Umso interessanter empfand ich die vielen philosophischen Gedankenspielereien. Sowohl der naive Harold selbst als auch seine neuen Bekanntschaften sinnieren über das Leben und ziehen neue Schlüsse aus ihren Erinnerungen. Zu Beginn nimmt man Harolds Apathie und die Resignation, die das Ehepaar mit der Zeit so aufgebaut hat, nur hin. Mit dem Mut findet Harold jedoch auch die Hoffnung zurück. Als ich merkte, wie der Held sich nach und nach selbst wieder aufbaute, machte mich das selbst ein wenig stolz.  Ich durfte ihn bei der Selbstfindung und seiner Entwicklung beobachten.
Eine so enorme Wandlung eines Charakters habe ich bisher noch nie erlebt. Und sie ist obendrein auch noch positiv und lebensbejahend!

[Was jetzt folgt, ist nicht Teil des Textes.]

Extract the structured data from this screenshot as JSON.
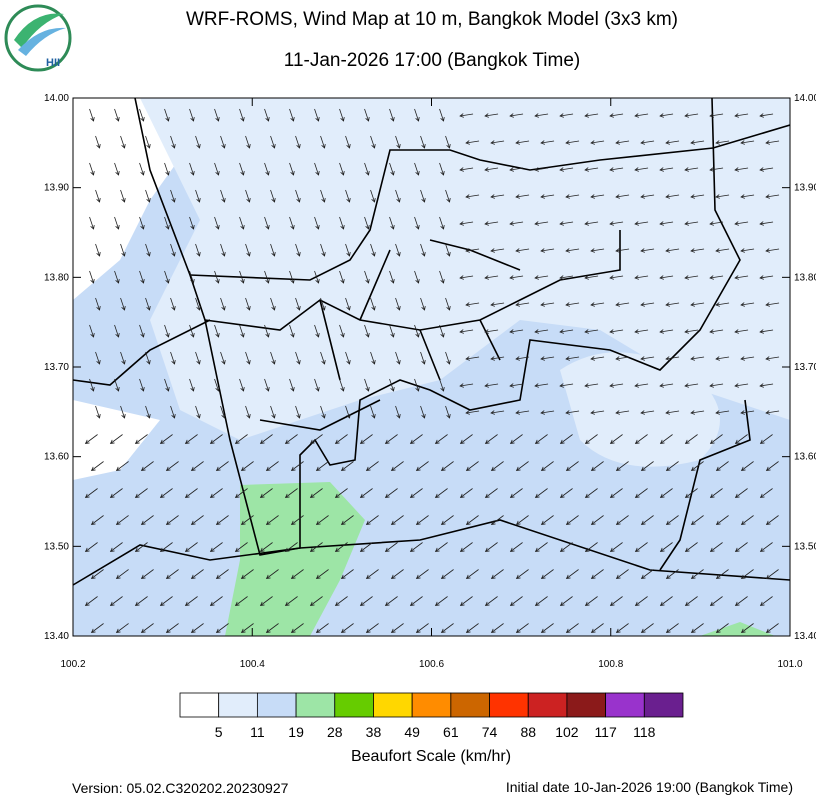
{
  "header": {
    "title": "WRF-ROMS, Wind Map at 10 m, Bangkok Model (3x3 km)",
    "subtitle": "11-Jan-2026 17:00 (Bangkok Time)",
    "logo": "HII"
  },
  "map": {
    "lat_ticks": [
      "14.00",
      "13.90",
      "13.80",
      "13.70",
      "13.60",
      "13.50",
      "13.40"
    ],
    "lon_ticks": [
      "100.2",
      "100.4",
      "100.6",
      "100.8",
      "101.0"
    ]
  },
  "colorbar": {
    "title": "Beaufort Scale (km/hr)",
    "colors": [
      "#ffffff",
      "#e1edfb",
      "#c7dcf7",
      "#9de5a6",
      "#66cc00",
      "#ffd700",
      "#ff8c00",
      "#cc6600",
      "#ff3300",
      "#cc2222",
      "#8b1a1a",
      "#9933cc",
      "#6a1f8f"
    ],
    "labels": [
      "5",
      "11",
      "19",
      "28",
      "38",
      "49",
      "61",
      "74",
      "88",
      "102",
      "117",
      "118"
    ]
  },
  "footer": {
    "version": "Version: 05.02.C320202.20230927",
    "initial_date": "Initial date 10-Jan-2026 19:00 (Bangkok Time)"
  }
}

Zum Ende hin wird immer offensichtlicher, dass Harold sich aufraffen konnte, seinem Leben doch noch einen Sinn zu verleihen. Mit kleinen Gesten kann man viel bewirken und es gibt auch noch Wunder auf der Welt. Harold sieht ein, dass es nie dafür zu spät ist, noch etwas zu verändern - sofern man denn den Willen besitzt. Deswegen ist dieses Buch ein ungeheuer wertvolles Stück Literatur, das insbesondere auch einer älteren Generation neuen Mut bringen kann. Damit nicht genug. Es stehen noch viele ebenso tiefgründige Themen im Mittelpunkt. Die Geschichte erzählt von Freundschaft und Familie, von Trauer und Liebe.
Seite 119

>> Er maß die Entfernung nicht mehr in km, sondern in Erinnerungen. <<
Ganz besonders geht es hier jedoch um Vegebung. Der Hauptprotagonist muss lernen, sich selbst zu verzeihen. Aber auch die Menschen aus seinem Leben spielen dabei eine große Rolle. Denn Harold hat nicht nur schöne Erlebnisse mit ihnen teilen müssen. Nicht nur Taten, die man begangen hat, gibt es zu bereuen. Auch und insbesondere trauert man manchmal um Dinge, die man nicht getan hat. Viele unangenehme Gedanken kommen wieder hoch - nun ist er jedoch gestärkt und weiß sich gegen den Trübsal zu wehren. Das machte ihn mir sehr sympathisch. Denn aus dem hoffnungslosen alten Mann ist ein lebensfroher und rüstiger Familienmensch geworden. Seine leichtsinnige Art und Weise fand ich sehr angenehm. Er kam ehrlich daher und erzählte freimütig aus seiner Vergangenheit. Auch die anderen Personen, denen er über den Weg läuft, wirken sehr realistisch gezeichnet. Sie versprühen eine ironische Wirklichkeit gepaart mit dem Ernst des Lebens. Schön dass es auch Charaktere gab, die man eindeutig als unsympathisch einstufen durfte. Harolds Frau Maureen gehörte dazu. Ihre zickige und herbalassende Art hat sicher jedem Leser Mitgefühl für den lieben Rentner entlockt.Der Pfiff war da und auch die intelligente Seite des Buches hat sich schnell gezeigt. Leider konnte ich keinen Spannungsbogen entdecken und zu oft fühlte ich mich an den Kult-Helden "Forrest Gump" erinnert, wie er läuft und läuft und dabei immer älter wird und sein Glück findet.

Mein Fazit:
Ein langsames Buch, das einen selbst zum Voranschreiten animiert.